Not with Progressive, of course. Once I had told the claims rep the story, it was as though that information had spread, as with The Borg, to every corner of the organization. I spoke with three more people about the situation and each of them knew everything about what had happened to the bike, what I had done about it, when, and why. Even better, they all knew that I had comprehensive coverage (somewhat non-standard for scooters, as I understand it), a $100 deductible, and every other relevant detail of my policy and situation.

I don’t know enough about the industry or the logistics of customer service to determine what exactly Progressive does to enable this kind of pervasive knowledge-sharing. I suspect that the process involves unusually ample time to review a case before making customer contact, training on how to suss out the most salient facts, and a positive work environment that encourages communication across departments and functions.

Then again, maybe I just got lucky, ended up by chance with a posse of top-notch service reps. But I doubt it.


I’ve never had to file an insurance claim before (other than for health care), and I expected it would be one of those things that everybody hates, like buying a used car or calling your ISP for technical support.

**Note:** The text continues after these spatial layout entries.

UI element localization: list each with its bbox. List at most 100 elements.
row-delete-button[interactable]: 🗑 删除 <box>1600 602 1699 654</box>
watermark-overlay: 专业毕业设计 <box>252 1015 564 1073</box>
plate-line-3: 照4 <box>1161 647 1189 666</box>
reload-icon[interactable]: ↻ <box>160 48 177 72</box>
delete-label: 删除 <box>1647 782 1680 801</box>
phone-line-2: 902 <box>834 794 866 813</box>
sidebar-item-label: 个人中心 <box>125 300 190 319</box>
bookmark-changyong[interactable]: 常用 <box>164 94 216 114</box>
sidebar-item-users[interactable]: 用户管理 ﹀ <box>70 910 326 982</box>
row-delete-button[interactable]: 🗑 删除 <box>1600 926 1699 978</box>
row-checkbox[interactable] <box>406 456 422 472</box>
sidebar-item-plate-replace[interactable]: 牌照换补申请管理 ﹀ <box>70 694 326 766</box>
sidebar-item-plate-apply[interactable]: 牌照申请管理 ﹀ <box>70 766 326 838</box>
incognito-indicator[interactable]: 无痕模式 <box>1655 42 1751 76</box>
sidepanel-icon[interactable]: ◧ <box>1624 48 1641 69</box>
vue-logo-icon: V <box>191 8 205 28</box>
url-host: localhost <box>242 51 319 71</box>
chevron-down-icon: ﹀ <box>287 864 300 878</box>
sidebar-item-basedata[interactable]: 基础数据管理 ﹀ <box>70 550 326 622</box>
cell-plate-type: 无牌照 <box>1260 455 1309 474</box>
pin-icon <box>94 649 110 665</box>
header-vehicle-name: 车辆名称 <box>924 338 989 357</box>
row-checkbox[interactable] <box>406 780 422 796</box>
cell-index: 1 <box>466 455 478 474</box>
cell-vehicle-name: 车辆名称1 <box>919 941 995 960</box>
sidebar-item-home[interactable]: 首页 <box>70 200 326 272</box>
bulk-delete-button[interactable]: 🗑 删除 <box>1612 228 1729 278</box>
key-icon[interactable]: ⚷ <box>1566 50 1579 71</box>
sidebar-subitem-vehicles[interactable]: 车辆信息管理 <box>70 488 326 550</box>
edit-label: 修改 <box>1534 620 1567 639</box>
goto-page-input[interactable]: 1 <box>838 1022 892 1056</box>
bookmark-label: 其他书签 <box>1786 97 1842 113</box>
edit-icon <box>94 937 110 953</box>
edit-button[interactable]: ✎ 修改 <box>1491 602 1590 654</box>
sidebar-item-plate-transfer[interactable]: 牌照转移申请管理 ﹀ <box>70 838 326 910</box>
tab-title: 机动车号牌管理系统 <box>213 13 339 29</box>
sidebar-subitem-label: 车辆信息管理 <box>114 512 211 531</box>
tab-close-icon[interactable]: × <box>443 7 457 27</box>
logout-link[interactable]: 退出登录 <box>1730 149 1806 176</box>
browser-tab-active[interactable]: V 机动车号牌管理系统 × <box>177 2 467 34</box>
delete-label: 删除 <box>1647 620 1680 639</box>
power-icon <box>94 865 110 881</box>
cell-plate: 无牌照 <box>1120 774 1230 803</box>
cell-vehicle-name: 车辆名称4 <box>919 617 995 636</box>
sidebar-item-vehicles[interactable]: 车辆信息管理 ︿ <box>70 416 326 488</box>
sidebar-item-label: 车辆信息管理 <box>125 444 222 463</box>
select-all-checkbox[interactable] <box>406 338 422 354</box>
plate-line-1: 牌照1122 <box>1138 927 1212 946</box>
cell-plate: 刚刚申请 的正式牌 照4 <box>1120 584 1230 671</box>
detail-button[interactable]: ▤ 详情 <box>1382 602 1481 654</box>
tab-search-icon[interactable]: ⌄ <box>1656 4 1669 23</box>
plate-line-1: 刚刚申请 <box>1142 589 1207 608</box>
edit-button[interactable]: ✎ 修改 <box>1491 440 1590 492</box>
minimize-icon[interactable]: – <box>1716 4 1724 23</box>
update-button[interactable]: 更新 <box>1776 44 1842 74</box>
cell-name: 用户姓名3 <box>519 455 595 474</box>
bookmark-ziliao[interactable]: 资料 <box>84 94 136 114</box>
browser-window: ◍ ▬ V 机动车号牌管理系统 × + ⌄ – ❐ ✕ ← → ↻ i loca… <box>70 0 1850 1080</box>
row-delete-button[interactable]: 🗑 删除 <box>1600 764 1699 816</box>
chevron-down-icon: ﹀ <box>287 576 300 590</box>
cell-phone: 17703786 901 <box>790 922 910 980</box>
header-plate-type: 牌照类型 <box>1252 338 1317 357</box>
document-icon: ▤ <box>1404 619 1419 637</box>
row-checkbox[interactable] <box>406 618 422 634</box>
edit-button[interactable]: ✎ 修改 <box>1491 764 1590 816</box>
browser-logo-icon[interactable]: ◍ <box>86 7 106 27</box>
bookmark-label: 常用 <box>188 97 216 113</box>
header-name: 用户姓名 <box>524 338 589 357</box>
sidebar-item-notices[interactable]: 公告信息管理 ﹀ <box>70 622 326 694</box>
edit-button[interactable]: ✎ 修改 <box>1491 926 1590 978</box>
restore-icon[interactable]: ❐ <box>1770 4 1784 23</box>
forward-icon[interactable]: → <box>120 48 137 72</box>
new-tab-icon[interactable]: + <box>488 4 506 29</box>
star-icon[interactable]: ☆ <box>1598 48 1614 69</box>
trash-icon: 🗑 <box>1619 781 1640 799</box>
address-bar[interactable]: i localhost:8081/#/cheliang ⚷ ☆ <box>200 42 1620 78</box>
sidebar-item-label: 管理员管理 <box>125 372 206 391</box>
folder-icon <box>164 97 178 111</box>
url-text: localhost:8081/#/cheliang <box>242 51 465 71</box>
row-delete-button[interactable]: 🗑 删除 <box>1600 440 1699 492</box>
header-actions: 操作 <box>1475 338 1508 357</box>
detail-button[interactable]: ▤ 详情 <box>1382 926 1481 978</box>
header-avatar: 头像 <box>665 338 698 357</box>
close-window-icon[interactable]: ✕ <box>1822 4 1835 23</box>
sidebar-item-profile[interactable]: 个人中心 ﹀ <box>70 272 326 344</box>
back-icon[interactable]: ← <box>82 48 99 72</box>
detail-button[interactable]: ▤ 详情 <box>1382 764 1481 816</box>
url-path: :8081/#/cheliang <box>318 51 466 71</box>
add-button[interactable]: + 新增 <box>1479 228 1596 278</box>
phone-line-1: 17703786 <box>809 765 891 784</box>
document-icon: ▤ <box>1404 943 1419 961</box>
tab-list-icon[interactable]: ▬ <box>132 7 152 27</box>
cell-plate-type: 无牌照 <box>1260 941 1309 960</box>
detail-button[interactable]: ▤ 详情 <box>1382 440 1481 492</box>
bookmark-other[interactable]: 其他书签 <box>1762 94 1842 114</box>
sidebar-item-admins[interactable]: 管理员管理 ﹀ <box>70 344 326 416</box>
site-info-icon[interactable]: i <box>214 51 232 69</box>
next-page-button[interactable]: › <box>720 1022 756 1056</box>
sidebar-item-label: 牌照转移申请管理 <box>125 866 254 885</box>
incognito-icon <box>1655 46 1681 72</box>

Instead, it was one of the best interactions I’ve ever had as a customer: First, everybody I spoke with was professional, courteous, and knowledgable to degrees well beyond anything I’ve experienced in the past. Also, the settlement—which was available to me within just a few days—was more or less exactly what I expected after I did some research on the value of my vehicle.

I was especially surprised to see the adjuster streamlining the process in ways that I wouldn’t have thought he had the power to do. For example, it was pretty much a sure thing that the scooter was going to be a total loss; it had been underwater in a flood for like half an hour. So instead of having to tow the thing to your casualty center, he just sent someone on a quick trip to the service center that had the bike. (They also reported they loved working with Progressive, by the way.)

You’ve really won me over with this experience. I can’t imagine switching to another insurance company. Thanks a million.